Добавим к этому развитие собственного наукоемкого бизнеса, представленного "хозрасчетными" лабораториями, исследовательскими и экспертными фондами, консультационными бюро. Контрнаступление буржуазного класса на этот всегда находящийся у него на подозрении своевольный творческий авангард началось вместе с неоконсервативной волной. "Враги общества", "предатели Запада", "враждебная культура интеллектуалов" - эти и другие эпитеты характеризовали решимость бюргерской культуры потеснить культуру авангарда, заручившись при этом поддержкой консервативного "молчаливого большинства".

Демонтаж социального государства, произведенный неоконсерваторами это тоже удар не только по "субкультуре пособий" и социально незащищенным слоям общества. Это был удар и по творческому интеллектуальному авангарду, оставшемуся, после сокращения социального государства, один на один с заказчиками-толстосумами.

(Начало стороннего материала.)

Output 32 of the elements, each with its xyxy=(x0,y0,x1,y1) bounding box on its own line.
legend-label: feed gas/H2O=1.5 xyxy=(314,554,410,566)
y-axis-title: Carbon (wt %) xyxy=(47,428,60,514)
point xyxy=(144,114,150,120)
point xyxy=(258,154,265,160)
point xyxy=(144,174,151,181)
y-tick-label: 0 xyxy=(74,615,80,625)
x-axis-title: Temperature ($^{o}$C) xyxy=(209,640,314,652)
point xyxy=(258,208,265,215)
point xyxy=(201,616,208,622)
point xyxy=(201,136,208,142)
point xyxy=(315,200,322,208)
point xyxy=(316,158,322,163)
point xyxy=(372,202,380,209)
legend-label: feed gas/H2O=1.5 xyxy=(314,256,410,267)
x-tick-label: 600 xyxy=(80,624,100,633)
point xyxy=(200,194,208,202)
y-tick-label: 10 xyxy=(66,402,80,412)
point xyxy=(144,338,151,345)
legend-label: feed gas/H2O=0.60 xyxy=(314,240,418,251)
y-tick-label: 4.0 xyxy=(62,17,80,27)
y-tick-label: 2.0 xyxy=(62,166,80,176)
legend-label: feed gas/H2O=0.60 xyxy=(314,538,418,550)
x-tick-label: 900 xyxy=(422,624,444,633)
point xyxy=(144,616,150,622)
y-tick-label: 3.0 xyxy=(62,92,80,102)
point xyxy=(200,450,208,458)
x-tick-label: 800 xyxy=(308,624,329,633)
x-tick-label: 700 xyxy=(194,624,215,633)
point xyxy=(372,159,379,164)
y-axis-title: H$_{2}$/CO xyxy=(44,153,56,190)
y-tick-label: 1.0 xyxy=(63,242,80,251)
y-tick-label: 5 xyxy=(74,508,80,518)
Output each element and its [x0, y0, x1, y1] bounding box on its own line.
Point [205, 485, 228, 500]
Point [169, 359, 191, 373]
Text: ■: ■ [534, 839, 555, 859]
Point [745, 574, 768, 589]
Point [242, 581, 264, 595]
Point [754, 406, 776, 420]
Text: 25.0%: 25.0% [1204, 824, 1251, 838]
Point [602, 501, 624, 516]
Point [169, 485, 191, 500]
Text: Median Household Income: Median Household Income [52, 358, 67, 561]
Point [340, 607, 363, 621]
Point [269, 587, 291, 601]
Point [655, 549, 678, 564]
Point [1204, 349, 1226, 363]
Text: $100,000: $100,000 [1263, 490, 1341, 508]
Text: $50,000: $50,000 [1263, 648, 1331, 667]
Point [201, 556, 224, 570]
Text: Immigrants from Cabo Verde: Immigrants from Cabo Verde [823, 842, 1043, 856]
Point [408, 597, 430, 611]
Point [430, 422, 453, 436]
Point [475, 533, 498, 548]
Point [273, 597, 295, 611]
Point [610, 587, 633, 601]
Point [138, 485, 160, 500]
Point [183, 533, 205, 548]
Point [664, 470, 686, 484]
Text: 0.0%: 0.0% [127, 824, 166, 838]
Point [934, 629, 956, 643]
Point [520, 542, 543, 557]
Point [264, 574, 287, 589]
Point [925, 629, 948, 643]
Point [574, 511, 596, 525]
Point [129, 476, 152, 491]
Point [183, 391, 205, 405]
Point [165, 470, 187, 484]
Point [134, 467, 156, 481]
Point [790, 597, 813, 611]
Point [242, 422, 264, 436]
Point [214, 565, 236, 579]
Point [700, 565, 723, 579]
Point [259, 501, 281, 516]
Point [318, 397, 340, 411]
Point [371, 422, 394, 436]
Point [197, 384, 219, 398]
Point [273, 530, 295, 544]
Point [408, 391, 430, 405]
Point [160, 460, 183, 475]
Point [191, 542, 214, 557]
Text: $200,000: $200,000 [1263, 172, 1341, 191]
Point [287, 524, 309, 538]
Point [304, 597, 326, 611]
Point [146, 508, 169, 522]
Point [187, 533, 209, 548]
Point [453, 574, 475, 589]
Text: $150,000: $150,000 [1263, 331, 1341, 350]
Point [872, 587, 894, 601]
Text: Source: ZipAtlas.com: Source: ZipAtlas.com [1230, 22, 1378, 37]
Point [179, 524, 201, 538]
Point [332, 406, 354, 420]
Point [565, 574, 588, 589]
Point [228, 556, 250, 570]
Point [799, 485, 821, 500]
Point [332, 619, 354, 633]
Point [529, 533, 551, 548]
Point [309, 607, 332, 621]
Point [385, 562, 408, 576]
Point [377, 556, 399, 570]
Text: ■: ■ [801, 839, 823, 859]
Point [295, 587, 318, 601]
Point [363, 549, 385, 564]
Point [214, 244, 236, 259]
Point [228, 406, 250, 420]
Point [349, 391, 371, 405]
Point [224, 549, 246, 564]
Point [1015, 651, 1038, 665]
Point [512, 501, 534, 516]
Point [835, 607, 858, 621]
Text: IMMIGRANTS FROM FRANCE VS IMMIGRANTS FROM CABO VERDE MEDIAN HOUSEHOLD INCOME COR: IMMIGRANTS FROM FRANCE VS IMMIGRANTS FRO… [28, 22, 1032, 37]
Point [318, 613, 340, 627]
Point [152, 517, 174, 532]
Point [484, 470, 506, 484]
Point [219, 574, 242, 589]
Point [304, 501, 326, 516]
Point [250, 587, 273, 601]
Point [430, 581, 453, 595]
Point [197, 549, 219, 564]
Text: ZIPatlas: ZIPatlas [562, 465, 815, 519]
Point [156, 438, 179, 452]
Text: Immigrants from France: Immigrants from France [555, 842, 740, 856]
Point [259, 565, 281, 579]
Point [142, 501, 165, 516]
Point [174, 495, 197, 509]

Тогда-то и дало по-настоящему знать о себе старое бюргерское подозрение в отношении творческого духа и его "моцартианства" - этому гуляке праздному, рождающему в порыве вдохновения слишком много изысканных художественных тонкостей, не затребованных буржуазно понимаемой пользой, решено было запретить гулять. Так творческая культура на наших глазах подверглась ампутации: ее тонкие капилляры, несущие кислород общих "факультативных" идей, были подрезаны. В результате культура стала более утилитарно-однородной, лучше знающей, чего она хочет в "земном" смысле, но зато глухой к таинственным небесным, "платоновским" импульсам.

Но одна беда - что неоконсерваторы победили во внутриполитической схватке западного общества и подвергли его вторичному обуржуазиванию. Другая беда в том, что они победили и во внешнеполитической схватке, заполучив в результате огромное незащищенное пространство бывшего "второго мира".